Bishop se disculpó ante Pittman por haberle reprendido y luego colgó. Miró a su equipo.

– Otra vez víctimas de la ingeniería social -y a Mott le dijo-: Descríbemelo. Describe al tipo que viste.

– Delgado, con bigote. Vestía una gabardina oscura.

– El mismo que vimos en Sunnyvale. ¿Qué estaba haciendo aquí?

– Parecía que salía de la oficina pero lo cierto es que nunca lo vi cruzar el umbral. Quizá andaba husmeando.

– Es Shawn -afirmó Gillette-. Tiene que serlo.

Bishop estuvo de acuerdo. Volvió a hablar con Mott:

– Vamos a ver si entre tú y yo conseguimos una imagen del aspecto que tiene -se volvió hacia Miller-: ¿Tenéis un Identikit a mano?

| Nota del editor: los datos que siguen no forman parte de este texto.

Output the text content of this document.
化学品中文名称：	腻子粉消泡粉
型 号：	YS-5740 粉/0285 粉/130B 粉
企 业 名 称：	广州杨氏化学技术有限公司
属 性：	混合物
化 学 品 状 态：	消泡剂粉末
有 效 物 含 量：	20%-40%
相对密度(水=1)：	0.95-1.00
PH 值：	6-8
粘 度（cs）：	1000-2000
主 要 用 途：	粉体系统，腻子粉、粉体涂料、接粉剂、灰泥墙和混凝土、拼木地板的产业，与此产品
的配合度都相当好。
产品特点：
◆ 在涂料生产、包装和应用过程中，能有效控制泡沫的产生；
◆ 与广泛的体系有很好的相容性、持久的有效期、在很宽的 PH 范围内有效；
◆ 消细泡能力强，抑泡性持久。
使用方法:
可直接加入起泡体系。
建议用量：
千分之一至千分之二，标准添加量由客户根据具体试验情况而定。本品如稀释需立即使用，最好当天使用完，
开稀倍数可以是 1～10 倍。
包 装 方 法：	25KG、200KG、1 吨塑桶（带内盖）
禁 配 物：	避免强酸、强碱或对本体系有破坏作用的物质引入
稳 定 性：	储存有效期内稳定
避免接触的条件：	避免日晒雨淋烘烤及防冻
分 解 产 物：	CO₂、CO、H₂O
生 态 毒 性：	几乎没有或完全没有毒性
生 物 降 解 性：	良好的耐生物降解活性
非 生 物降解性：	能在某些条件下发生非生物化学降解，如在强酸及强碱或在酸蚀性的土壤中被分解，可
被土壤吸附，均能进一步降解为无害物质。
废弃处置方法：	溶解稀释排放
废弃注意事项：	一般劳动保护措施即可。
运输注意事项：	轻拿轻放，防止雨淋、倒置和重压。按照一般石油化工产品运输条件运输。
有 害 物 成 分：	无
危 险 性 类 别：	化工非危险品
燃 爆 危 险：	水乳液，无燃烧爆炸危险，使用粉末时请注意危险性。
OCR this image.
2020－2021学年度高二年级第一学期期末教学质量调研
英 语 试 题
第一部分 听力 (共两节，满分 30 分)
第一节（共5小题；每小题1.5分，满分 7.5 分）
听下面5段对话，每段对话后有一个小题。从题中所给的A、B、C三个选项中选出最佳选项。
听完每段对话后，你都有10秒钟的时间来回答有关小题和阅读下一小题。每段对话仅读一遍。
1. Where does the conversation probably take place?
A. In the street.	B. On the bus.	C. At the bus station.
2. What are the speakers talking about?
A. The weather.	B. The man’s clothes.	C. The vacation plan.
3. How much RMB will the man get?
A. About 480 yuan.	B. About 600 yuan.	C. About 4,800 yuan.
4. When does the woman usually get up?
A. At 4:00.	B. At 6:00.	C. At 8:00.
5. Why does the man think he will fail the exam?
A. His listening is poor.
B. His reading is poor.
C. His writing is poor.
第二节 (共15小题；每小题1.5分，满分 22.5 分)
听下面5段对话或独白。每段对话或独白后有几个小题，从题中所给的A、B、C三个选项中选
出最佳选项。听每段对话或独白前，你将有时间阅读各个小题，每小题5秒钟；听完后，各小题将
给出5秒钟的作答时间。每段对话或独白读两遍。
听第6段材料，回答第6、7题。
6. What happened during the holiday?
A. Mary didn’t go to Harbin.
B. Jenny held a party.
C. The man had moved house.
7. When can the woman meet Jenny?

Se trataba de un maletín que contenía capas de plástico con distintos atributos que podían combinarse para que un testigo pudiera reconstruir la imagen de un sospechoso: como un artista policial en una caja.

Pero Linda Sánchez meneó la cabeza.

– Aquí las identificaciones faciales no nos son de mucha ayuda.

– Tengo uno en el coche -dijo Bishop-. Ahora vuelvo.

* * *

Phate se hallaba tecleando con satisfacción en su oficina del salón cuando en su pantalla apareció una bandera que indicaba que había recibido un correo electrónico enviado a Deathknell, su nombre de pantalla privado.

Advirtió que se lo había enviado Vlast, su amigo búlgaro. Y que incluía un archivo adjunto. Hacía tiempo habían intercambiado fotografías snuff , pero llevaban mucho sin hacerlo y se preguntó qué le habría remitido su amigo.

Phate sentía curiosidad pero debía postergar el momento de saber qué era hasta más tarde. En ese instante estaba demasiado excitado por su última caza con Trapdoor. Después de una hora de reventar contraseñas gracias a la ayuda de superordenadores cuyo tiempo había tomado prestado, finalmente Phate había accedido al directorio raíz de un sistema informático que no quedaba lejos de su casa de Los Altos. Había intuido la dificultad de infiltrarse en ese sistema pues sabía que, una vez que hubiera tomado el control del directorio raíz, podía causar un daño muy grande a mucha, mucha gente.